The safety of induced pluripotent stem cells (iPSCs) haws been debated in several studies and publications. Original studies of the genetic differences between the cellular sources of iPSCs and the iPSCs derived from them tended to show a whole gaggle of new mutations that seemed to not appear in the original cells. Therefore, several commentators warned about the “dark side of pluripotency.”. However, other studies that utilized higher-resolution techniques showers that many of these mutations that occurred in iPSCs did exist in the original cells before their reprogramming, but that these mutations occurred at low frequencies, but became amplified during the culturing of reprogrammed cells.
One feature that has received less attention in these discussions of the safety of iPSC derivation is that the method by which iPSCs are made has distinct consequences for the stem cells that are made. Typically, methods that utilize gene vectors that do not integrate into the genomes of the host cells are inherently safer than those vectors that do integrate. PiggyBac transposon vectors integrate, but self-excise soon after their integration, and, therefore, do not leave a trace or their previous integration. Minicircles also do not integrate and tend to produce safer iPSCs. For this reason, this present paper is of interest to us.
Franklin West and his colleagues at the University of Georgia have made chicken iPSCs using minicircles to reprogram adult cells. West was interested in using iPSCs to make recombinant chickens, since chickens are a rather primary food source and major component of economic development in several countries. Making transgenic or recombinant chickens by means of stem cell technology makes it possible to make animals with improved meat and egg production or disease resistance.

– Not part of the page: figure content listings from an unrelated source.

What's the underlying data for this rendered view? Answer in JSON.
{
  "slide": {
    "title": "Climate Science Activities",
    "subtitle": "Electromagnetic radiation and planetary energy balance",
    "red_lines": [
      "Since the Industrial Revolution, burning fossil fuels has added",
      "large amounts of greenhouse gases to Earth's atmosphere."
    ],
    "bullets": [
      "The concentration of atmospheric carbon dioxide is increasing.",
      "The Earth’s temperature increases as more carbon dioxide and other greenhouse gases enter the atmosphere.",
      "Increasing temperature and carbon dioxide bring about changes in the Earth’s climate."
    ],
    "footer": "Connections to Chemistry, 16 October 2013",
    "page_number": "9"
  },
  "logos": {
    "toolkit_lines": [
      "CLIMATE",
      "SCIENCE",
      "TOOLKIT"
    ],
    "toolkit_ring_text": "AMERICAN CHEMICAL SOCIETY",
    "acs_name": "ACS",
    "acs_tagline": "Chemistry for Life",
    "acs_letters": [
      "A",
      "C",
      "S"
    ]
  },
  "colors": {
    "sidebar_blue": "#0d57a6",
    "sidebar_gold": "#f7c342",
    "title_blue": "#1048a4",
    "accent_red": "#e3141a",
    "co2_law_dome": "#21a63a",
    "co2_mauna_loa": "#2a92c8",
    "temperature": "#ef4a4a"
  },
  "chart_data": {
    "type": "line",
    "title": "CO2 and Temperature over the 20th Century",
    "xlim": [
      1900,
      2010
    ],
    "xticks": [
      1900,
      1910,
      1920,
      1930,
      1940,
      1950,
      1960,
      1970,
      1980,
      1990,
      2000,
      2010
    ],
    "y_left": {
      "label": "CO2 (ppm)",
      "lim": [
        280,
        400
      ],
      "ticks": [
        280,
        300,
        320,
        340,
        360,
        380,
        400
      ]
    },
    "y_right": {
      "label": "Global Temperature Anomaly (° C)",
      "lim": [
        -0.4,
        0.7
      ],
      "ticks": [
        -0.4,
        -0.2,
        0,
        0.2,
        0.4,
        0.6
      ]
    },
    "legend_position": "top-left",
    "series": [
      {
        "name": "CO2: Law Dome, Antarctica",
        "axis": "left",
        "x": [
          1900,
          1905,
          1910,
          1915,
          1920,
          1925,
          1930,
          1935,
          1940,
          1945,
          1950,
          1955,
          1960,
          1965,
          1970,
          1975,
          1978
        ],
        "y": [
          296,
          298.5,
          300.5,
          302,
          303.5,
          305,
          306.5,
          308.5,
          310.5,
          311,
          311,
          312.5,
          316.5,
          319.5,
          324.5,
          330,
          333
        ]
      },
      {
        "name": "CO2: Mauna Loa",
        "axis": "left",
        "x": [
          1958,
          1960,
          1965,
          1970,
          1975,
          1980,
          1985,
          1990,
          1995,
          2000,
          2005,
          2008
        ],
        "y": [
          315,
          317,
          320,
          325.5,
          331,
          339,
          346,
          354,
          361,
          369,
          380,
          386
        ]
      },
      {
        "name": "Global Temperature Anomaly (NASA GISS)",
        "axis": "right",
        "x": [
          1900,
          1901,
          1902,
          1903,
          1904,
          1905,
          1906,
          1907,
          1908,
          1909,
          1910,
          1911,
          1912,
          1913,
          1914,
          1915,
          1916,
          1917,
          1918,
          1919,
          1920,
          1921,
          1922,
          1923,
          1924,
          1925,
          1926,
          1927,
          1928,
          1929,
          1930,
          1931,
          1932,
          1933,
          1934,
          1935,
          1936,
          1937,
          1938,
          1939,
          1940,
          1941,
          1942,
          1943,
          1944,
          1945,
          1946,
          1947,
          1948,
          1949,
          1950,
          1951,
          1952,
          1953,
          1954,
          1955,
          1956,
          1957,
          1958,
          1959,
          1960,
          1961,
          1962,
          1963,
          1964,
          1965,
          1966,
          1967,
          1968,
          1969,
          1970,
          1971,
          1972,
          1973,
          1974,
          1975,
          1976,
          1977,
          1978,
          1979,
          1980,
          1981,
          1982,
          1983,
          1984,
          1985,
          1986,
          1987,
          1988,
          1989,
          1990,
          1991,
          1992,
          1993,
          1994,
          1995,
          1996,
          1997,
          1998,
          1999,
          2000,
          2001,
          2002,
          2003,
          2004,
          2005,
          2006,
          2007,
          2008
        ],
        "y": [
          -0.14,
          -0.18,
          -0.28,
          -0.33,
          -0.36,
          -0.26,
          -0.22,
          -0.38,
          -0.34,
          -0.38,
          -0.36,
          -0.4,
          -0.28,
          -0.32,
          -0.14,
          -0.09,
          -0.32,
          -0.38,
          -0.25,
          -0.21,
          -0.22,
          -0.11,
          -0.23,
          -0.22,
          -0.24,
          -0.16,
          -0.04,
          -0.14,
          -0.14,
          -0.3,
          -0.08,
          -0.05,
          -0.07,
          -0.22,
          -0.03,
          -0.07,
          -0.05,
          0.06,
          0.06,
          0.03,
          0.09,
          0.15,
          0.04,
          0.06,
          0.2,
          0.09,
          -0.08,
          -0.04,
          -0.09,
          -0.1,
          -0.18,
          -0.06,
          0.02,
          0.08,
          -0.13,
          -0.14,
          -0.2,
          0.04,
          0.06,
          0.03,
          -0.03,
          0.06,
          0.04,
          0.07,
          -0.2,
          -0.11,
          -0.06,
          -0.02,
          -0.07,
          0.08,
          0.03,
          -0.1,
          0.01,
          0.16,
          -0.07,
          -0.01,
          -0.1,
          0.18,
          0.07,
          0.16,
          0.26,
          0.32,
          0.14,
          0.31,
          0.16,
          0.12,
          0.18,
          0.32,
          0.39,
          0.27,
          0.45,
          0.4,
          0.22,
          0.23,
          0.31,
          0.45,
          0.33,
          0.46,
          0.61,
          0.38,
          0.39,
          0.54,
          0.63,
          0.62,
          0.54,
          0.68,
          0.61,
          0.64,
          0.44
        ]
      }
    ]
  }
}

To this end, West and his group made chicken (c) iPSCs from skin fibroblast cells by means of a nonviral minicircle reprogramming method. This resulted in ciPSCs that showed excellent stem cell appearance and expressed key stem cell marker genes (alkaline phosphatase, POU5F1, SOX2, NANOG, and SSEA-1). These cells also showed very rapid growth in culture and expressed high levels of the enzyme telomerase, which is an enzyme that is vital for the maintenance of chromosomes.
When West and his research group transplanted late-passage ciPSCs into stage X chicken embryos, the cIPSCs successfully integrated into the growing embryo and contributed to tissues derived from all three primary germ layers (ectoderm, mesoderm, and endoderm). These ciPSCs also contributed to the gonads, which means that the ciPSCs could make gametes that could contribute to the production of a new generation of chicken.
These ciPSCs provide an exciting new tool to create transgenic chickens and has broad and exciting implications for agricultural and transgenic animal fields at large. However, it also demonstrates that iPSCs can be safely produced and used for agricultural purposes. This means that if non-integration-based or non-viral-based techniques are used to make iPSCs it should be possible to make them safely for therapeutic purposes also.